My pastor actually said that maybe I never had the chance to be the wife I *could* be in this marriage, and he was right: I was not myself. I am so much calmer and happier now. Even when I am sad, I am happy deep inside. For the last few years, it's been the opposite.


After reading that quote of yours, it made me think.

I really was not the christian wife that I should have been with my H. He was not a christian and I alowed that to cause bitterness in me and I let him determine my happiness. I looked for him to make me happy, not myself. I let his actions affect how I felt, and felt about myself.

This is what I believe happens to us. When our WAS leaves and we discover happiness within ourselves, we assume that we couldn't have been happy with our spouses and that we are better off now. However, I think that had we not allowed their actions to affect us, and not have any expectations of our spouses that we COULD be happy in our M. I just didn't realize what I was doing until my H "left" me and it was a wake-up call for me. Luckily God gave me the chance for change, and my H is back in our M for good now.

Of course, only you truely know your H, so if they are an abusive person or something like that, well then I believe that a person would be better of w/o them.
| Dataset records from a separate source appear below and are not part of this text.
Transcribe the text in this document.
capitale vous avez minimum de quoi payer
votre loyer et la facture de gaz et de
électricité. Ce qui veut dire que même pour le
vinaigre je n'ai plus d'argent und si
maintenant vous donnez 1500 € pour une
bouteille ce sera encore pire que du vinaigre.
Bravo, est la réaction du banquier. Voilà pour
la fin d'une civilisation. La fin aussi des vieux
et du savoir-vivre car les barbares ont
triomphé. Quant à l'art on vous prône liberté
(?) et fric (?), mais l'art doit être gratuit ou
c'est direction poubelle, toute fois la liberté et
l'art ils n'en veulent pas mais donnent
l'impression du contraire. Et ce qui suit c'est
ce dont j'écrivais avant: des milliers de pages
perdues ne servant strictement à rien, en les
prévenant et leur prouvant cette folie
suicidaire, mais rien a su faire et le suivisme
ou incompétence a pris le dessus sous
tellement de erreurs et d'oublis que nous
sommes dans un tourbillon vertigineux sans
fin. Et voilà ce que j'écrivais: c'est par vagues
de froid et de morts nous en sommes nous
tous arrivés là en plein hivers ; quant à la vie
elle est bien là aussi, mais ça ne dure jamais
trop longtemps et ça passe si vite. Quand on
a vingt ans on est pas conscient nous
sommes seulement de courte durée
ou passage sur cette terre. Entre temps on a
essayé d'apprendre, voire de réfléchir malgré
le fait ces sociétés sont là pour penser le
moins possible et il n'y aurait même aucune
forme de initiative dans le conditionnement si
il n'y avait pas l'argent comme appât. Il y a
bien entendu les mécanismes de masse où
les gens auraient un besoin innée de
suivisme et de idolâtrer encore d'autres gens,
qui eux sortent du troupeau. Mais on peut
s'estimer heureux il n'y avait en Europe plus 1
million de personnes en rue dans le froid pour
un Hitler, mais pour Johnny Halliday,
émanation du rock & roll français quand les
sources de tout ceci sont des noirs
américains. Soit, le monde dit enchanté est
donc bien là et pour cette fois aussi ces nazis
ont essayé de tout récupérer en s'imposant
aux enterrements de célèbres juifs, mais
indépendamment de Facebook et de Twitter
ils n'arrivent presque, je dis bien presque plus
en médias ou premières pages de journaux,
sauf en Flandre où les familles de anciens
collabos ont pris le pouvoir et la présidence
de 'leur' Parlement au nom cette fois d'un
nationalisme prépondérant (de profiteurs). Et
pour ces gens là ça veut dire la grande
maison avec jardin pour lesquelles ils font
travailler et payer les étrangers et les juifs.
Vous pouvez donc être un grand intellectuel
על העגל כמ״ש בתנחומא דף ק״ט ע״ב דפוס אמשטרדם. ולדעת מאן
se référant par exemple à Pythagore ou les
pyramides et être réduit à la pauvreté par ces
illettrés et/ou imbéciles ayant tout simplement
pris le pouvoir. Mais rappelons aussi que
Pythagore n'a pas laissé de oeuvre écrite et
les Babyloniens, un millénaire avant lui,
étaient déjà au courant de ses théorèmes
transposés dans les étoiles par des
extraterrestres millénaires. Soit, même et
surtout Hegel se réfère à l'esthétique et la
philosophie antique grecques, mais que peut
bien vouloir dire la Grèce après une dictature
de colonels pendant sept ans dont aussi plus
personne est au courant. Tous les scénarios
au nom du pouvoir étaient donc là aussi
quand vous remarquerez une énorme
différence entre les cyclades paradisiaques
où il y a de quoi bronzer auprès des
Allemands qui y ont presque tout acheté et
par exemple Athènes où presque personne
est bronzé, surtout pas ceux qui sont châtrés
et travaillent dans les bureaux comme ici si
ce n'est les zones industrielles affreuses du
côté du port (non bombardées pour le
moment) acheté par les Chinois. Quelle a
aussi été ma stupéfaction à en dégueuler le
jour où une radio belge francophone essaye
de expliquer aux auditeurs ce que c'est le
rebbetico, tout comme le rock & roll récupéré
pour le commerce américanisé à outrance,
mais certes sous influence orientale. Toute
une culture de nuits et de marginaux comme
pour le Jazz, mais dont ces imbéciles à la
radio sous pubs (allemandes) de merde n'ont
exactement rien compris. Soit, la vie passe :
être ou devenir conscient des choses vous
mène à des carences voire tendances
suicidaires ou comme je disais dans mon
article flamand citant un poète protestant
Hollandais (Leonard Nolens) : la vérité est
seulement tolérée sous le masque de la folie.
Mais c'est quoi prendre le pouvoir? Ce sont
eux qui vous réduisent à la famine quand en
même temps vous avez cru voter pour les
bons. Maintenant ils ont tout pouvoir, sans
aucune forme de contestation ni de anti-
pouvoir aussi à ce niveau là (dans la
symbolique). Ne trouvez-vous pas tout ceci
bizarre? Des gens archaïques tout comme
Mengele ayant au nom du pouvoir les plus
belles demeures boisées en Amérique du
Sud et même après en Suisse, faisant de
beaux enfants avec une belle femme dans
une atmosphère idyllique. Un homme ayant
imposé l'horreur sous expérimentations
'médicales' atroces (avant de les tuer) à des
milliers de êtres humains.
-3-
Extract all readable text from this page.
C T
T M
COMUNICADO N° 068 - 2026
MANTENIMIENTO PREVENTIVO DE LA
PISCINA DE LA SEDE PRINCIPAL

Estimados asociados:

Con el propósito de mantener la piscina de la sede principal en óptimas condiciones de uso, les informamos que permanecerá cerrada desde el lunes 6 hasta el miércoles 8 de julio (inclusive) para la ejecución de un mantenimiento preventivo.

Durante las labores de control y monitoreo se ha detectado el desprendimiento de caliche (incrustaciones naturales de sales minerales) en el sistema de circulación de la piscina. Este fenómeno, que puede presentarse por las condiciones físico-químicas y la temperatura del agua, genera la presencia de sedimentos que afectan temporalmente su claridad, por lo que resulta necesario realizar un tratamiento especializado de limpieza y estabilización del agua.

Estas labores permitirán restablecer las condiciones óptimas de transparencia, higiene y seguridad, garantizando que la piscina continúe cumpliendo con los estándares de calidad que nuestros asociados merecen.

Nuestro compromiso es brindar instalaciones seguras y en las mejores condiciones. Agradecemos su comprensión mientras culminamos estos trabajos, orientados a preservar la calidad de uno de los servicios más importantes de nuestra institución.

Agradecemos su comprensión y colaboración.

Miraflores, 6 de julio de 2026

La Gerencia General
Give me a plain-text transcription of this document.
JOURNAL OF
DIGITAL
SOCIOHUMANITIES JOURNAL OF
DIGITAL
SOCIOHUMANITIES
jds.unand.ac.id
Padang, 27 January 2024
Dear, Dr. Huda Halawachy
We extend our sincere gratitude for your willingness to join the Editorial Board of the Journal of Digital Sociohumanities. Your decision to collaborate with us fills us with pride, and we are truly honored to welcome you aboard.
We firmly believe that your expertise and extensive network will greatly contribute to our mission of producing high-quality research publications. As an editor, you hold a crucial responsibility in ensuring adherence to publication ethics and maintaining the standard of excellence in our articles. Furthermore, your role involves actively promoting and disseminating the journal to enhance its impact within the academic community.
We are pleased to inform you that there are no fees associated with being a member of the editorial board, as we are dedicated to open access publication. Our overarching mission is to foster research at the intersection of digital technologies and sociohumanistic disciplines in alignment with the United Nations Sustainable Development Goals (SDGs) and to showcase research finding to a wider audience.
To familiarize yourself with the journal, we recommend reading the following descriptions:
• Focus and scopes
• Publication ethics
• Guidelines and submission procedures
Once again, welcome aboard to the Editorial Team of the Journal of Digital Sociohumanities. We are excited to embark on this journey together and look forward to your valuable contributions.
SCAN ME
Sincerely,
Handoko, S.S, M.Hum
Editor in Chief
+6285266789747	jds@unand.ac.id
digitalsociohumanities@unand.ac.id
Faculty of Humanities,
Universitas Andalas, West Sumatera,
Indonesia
And I haven't read your thread to know your H.

Anyways, just wanted to put in my 2 cents, and I wish you well and a great future ahead.


Me 33 H 34 S9 S3
M 6 yrs (2gether 11 yrs)
EA/PA 1/2006
DB 5/2006
H wants D 6/2006
H wants ME 8/2006
H "said" PA/EA over 8/2006
H erased OW off phone! 2/2007

"It is far better 2 choose humility & change oneself, than 2 wait in vain trying 2 chang someone else."